Dove: Museo d’arte contemporanea Villa Croce
Quando: 29 ottobre — 12 novembre 2017

Opening sabato 28ottobre dalle ore 17.30 alle 19.30
Project Room

A cura di Mario Commone, Lara Conte

 

L’intervento ideato da Beatrice Meoni per la Project Room di Villa Croce nasce come opportunità dall’essere stata selezionata come artista all’interno del format Level 0 di ArtVerona e si traduce come la seconda parte di un progetto in due tempi che ha preso avvio in occasione della mostra L’inizio di una sedia tenutasi a Chiavari, nell’ambito del costituendo Museo della Sedia Leggera Guido e Anna Rocca, a cura di Mario Commone e Lara Conte.

Beatrice Meoni ha pensato il suo lavoro sovrapponendo due storie e due spazi: da una parte la storia del Museo di Villa Croce, e soprattutto le forme dell’astrattismo geometrico dei dipinti presenti nella Collezione Ghiringhelli; dall’altra la storia del maestro-artigiano chiavarese, ovvero le tracce che permeano ancora oggi lo spazio della sua falegnameria, dismesso da alcuni anni e aperto al pubblico in occasione della suddetta mostra, così come i materiali che compongono il suo Archivio – schizzi, disegni progettuali e fotografie di arredi per sale da pranzo e camere da letto. Oltre alla produzione della sedia leggera, Guido Rocca nella sua lunga attività, si dedicò infatti alla realizzazione di mobili e arredi che testimoniano il gusto e lo stile di vita della piccola borghesia negli anni del boom economico.
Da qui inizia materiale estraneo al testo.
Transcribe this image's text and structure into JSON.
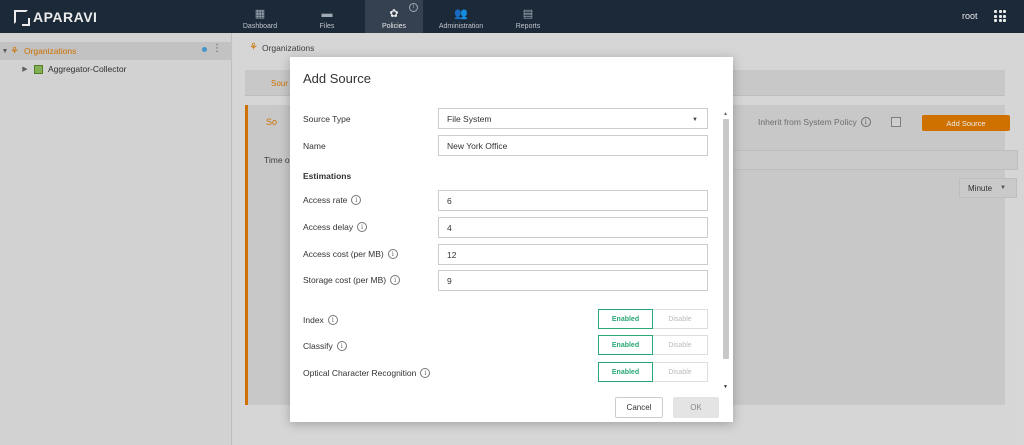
{
  "app": {
    "logo_text": "APARAVI",
    "user": "root"
  },
  "nav": [
    {
      "label": "Dashboard",
      "icon": "▦"
    },
    {
      "label": "Files",
      "icon": "▬"
    },
    {
      "label": "Policies",
      "icon": "✿"
    },
    {
      "label": "Administration",
      "icon": "👥"
    },
    {
      "label": "Reports",
      "icon": "▤"
    }
  ],
  "sidebar": {
    "items": [
      {
        "label": "Organizations"
      },
      {
        "label": "Aggregator-Collector"
      }
    ]
  },
  "main": {
    "breadcrumb": "Organizations",
    "tab_label": "Sour",
    "panel_label": "So",
    "inherit_label": "Inherit from System Policy",
    "add_source_label": "Add Source",
    "time_label": "Time o",
    "minute_label": "Minute"
  },
  "modal": {
    "title": "Add Source",
    "source_type": {
      "label": "Source Type",
      "value": "File System"
    },
    "name": {
      "label": "Name",
      "value": "New York Office"
    },
    "estimations_label": "Estimations",
    "access_rate": {
      "label": "Access rate",
      "value": "6"
    },
    "access_delay": {
      "label": "Access delay",
      "value": "4"
    },
    "access_cost": {
      "label": "Access cost (per MB)",
      "value": "12"
    },
    "storage_cost": {
      "label": "Storage cost (per MB)",
      "value": "9"
    },
    "index": {
      "label": "Index",
      "on": "Enabled",
      "off": "Disable"
    },
    "classify": {
      "label": "Classify",
      "on": "Enabled",
      "off": "Disable"
    },
    "ocr": {
      "label": "Optical Character Recognition",
      "on": "Enabled",
      "off": "Disable"
    },
    "cancel_label": "Cancel",
    "ok_label": "OK"
  },
  "colors": {
    "accent": "#e07b00",
    "toggle_on": "#2aa876",
    "topbar": "#1f2d3d"
  }
}
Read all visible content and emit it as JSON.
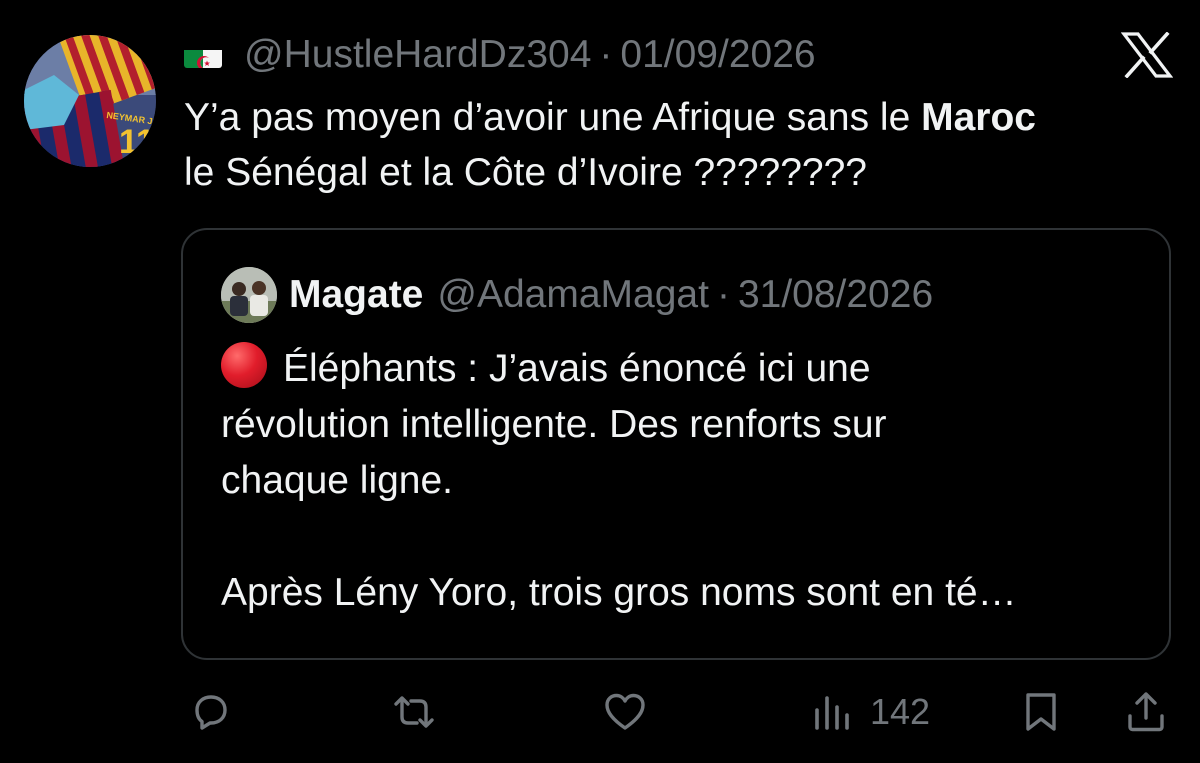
{
  "tweet": {
    "handle": "@HustleHardDz304",
    "separator": "·",
    "date": "01/09/2026",
    "flag_icon": "algeria-flag-icon",
    "text_part1": "Y’a pas moyen d’avoir une Afrique sans le ",
    "text_bold": "Maroc",
    "text_part2": "le Sénégal et la Côte d’Ivoire ????????"
  },
  "quote": {
    "name": "Magate",
    "handle": "@AdamaMagat",
    "separator": "·",
    "date": "31/08/2026",
    "icon": "red-circle-icon",
    "line1": "Éléphants : J’avais énoncé ici une",
    "line2": "révolution intelligente. Des renforts sur",
    "line3": "chaque ligne.",
    "line4": "Après Lény Yoro, trois gros noms sont en  té…"
  },
  "actions": {
    "views_count": "142",
    "icons": [
      "reply-icon",
      "retweet-icon",
      "like-icon",
      "views-icon",
      "bookmark-icon",
      "share-icon"
    ]
  },
  "colors": {
    "background": "#000000",
    "text_primary": "#f1f3f4",
    "text_secondary": "#71767b",
    "border": "#2f3336",
    "accent_red": "#e11d2b"
  }
}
In tale prospettiva di ricerca si crea una particolare punto di incontro tra dimensione “alta” e “bassa” dell’immagine, dove le forme sinuose delle seste in legno dialogano senza soluzione di continuità con le forme “astratte” e organiche della pittura di Meoni, poste idealmente in relazione, quasi fossero un trait d’union, con quelle delle opere appartenenti alla Collezione Ghiringhelli.
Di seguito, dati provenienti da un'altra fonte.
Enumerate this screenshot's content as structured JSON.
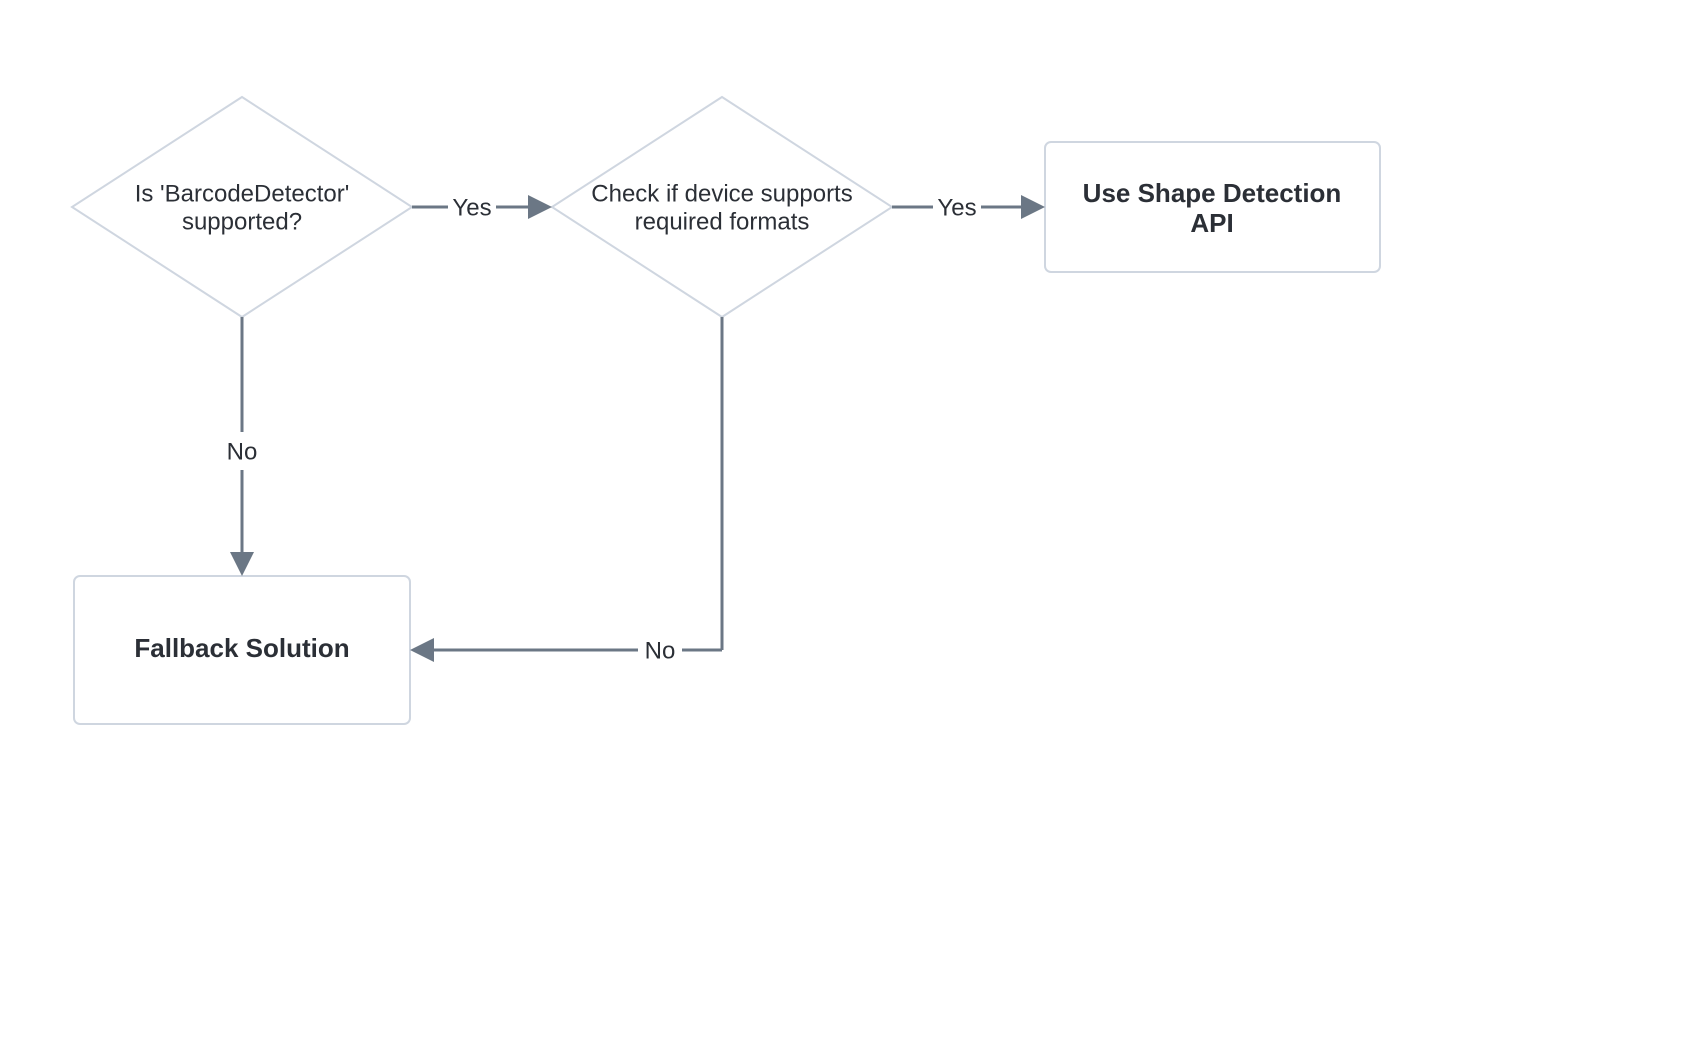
{
  "nodes": {
    "decision1": {
      "line1": "Is 'BarcodeDetector'",
      "line2": "supported?"
    },
    "decision2": {
      "line1": "Check if device supports",
      "line2": "required formats"
    },
    "result1": {
      "line1": "Use Shape Detection",
      "line2": "API"
    },
    "result2": {
      "line1": "Fallback Solution"
    }
  },
  "edges": {
    "d1_yes": "Yes",
    "d1_no": "No",
    "d2_yes": "Yes",
    "d2_no": "No"
  },
  "colors": {
    "nodeStroke": "#cfd6e0",
    "edge": "#6b7785",
    "text": "#2b2f36",
    "bg": "#ffffff"
  }
}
Il titolo di questa mostra in due tempi è preso a prestito da una raccolta di racconti di Virginia Woolf. Gli Oggetti solidi sono “gli oggetti perduti nel corso di un’esistenza”, un inventario di cose che suggeriscono “ciò che di straordinario balugina tra le pieghe di momenti ordinari”, in cui la fisicità delle cose si delinea con pochi tratti nella pittura, e traccia senza mai dire troppo apertamente ciò che affiora e si sedimenta nella sfera del quotidiano.
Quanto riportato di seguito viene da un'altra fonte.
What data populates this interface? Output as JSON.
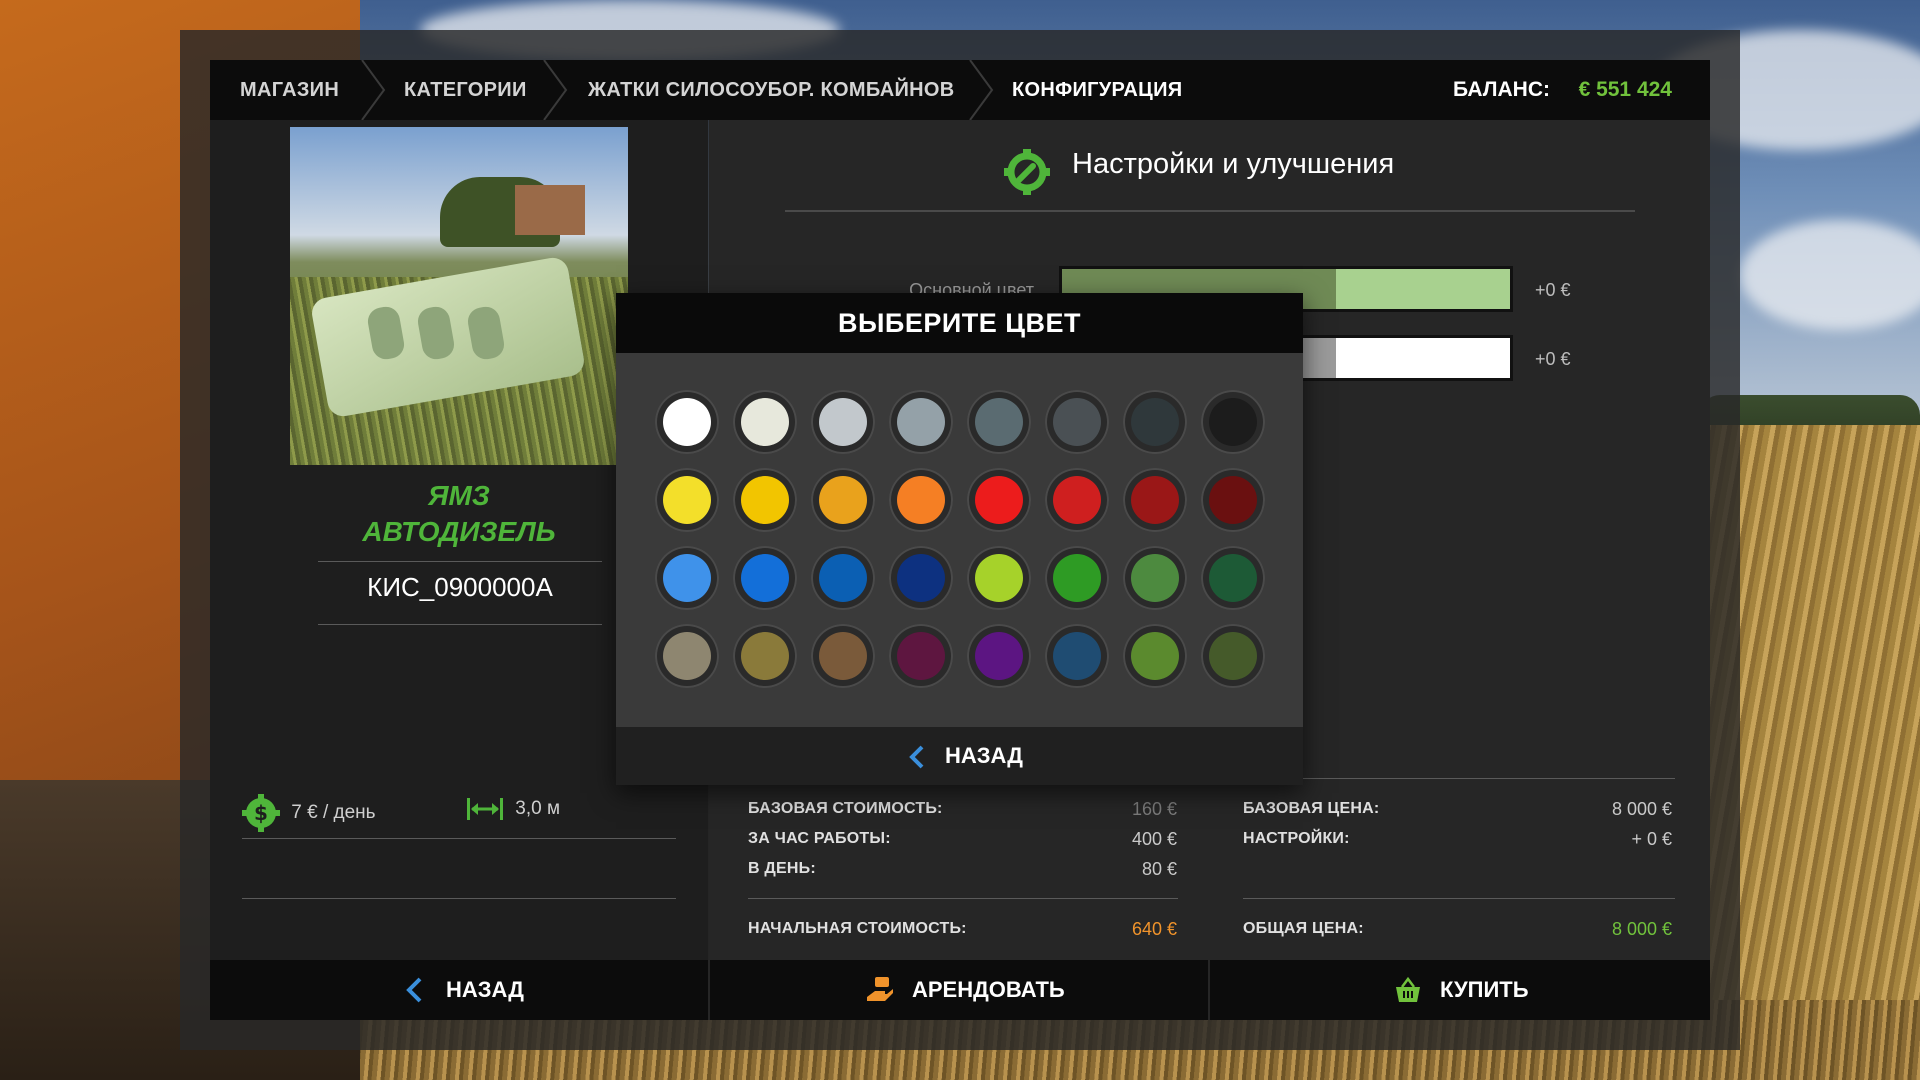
{
  "breadcrumbs": [
    "МАГАЗИН",
    "КАТЕГОРИИ",
    "ЖАТКИ СИЛОСОУБОР. КОМБАЙНОВ",
    "КОНФИГУРАЦИЯ"
  ],
  "balance": {
    "label": "БАЛАНС:",
    "value": "€ 551 424"
  },
  "product": {
    "brand_line1": "ЯМЗ",
    "brand_line2": "АВТОДИЗЕЛЬ",
    "model": "КИС_0900000А",
    "daily_cost": "7 € / день",
    "width": "3,0 м"
  },
  "settings": {
    "title": "Настройки и улучшения",
    "options": [
      {
        "label": "Основной цвет",
        "price": "+0 €",
        "color_left": "#6f8a55",
        "color_right": "#a8d18f"
      },
      {
        "label": "",
        "price": "+0 €",
        "color_left": "#9a9a9a",
        "color_right": "#ffffff"
      }
    ]
  },
  "costs": {
    "base_cost_label": "БАЗОВАЯ СТОИМОСТЬ:",
    "base_cost_value": "160 €",
    "per_hour_label": "ЗА ЧАС РАБОТЫ:",
    "per_hour_value": "400 €",
    "per_day_label": "В ДЕНЬ:",
    "per_day_value": "80 €",
    "initial_cost_label": "НАЧАЛЬНАЯ СТОИМОСТЬ:",
    "initial_cost_value": "640 €",
    "base_price_label": "БАЗОВАЯ ЦЕНА:",
    "base_price_value": "8 000 €",
    "options_label": "НАСТРОЙКИ:",
    "options_value": "+ 0 €",
    "total_label": "ОБЩАЯ ЦЕНА:",
    "total_value": "8 000 €"
  },
  "buttons": {
    "back": "НАЗАД",
    "lease": "АРЕНДОВАТЬ",
    "buy": "КУПИТЬ"
  },
  "modal": {
    "title": "ВЫБЕРИТЕ ЦВЕТ",
    "back": "НАЗАД",
    "colors": [
      [
        "#ffffff",
        "#e7e8dc",
        "#c2c8cc",
        "#94a1a8",
        "#5a6b71",
        "#4a5054",
        "#2f383b",
        "#1c1c1c"
      ],
      [
        "#f3df2a",
        "#f2c500",
        "#e9a21c",
        "#f57f24",
        "#ec1c1c",
        "#cf1f1f",
        "#9a1717",
        "#6a1010"
      ],
      [
        "#3f92ea",
        "#136fd9",
        "#0b5fb3",
        "#0d3180",
        "#a6d22a",
        "#2e9b24",
        "#4d8a3f",
        "#1d5a36"
      ],
      [
        "#8e8670",
        "#8a7a3a",
        "#7a5a3a",
        "#5e1640",
        "#5c1582",
        "#1f4c72",
        "#5b8a2e",
        "#455a2a"
      ]
    ]
  },
  "accent_colors": {
    "green": "#71c23c",
    "orange": "#f0932b",
    "blue": "#3a8fdc"
  }
}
Dai disegni d’interni che Rocca realizzava per i suoi clienti, sorta di microcosmi in cui una storia marginale e minoritaria riflette, appunto, il gusto di un’epoca, Meoni ha tratto la sua paletta cromatica; gli oggetti appena abbozzati che popolano tavoli e mobili sono diventati soggetto per la sua pittura. Allo stesso modo le seste in legno, appese e accatastate nel laboratorio, e dislocate oggi nel Museo di Villa Croce, si sedimentano sulla tela e sulla carta come tracce, attraverso una sintassi pittorica che elude per sua intima essenza confini e definizioni, vaporizzando statuti troppo codificati e assoluti: la ricerca di Beatrice Meoni, infatti, non è mai né propriamente astratta né figurativa. “Con la mia pittura non racconto in maniera figurativa, non sono interessata a descrivere in modo realistico gli oggetti, è come se li citassi, nominando alcune parti dei frammenti”. In questa dimensione la pittura è immessa in un continuo divenire, dove colore, luce, polvere e frammenti di oggetti dalla parete si propagano naturalmente nello spazio, tra noi e le cose; dove il vuoto è un luogo di accadimenti, “per cose che non accadono mai mentre qualcuno sta guardando”. In questo universo pittorico si ricovera il bilico di una ricerca che sfugge la perfezione, la condizione definita e immutabile, e che tuttavia sembra sospesa in una dimensione silenziosa, metafisica: una rarefatta “metafisica degli oggetti più comuni”, prendendo a prestito la pregnante definizione con cui de Chirico definì l’opera di Morandi.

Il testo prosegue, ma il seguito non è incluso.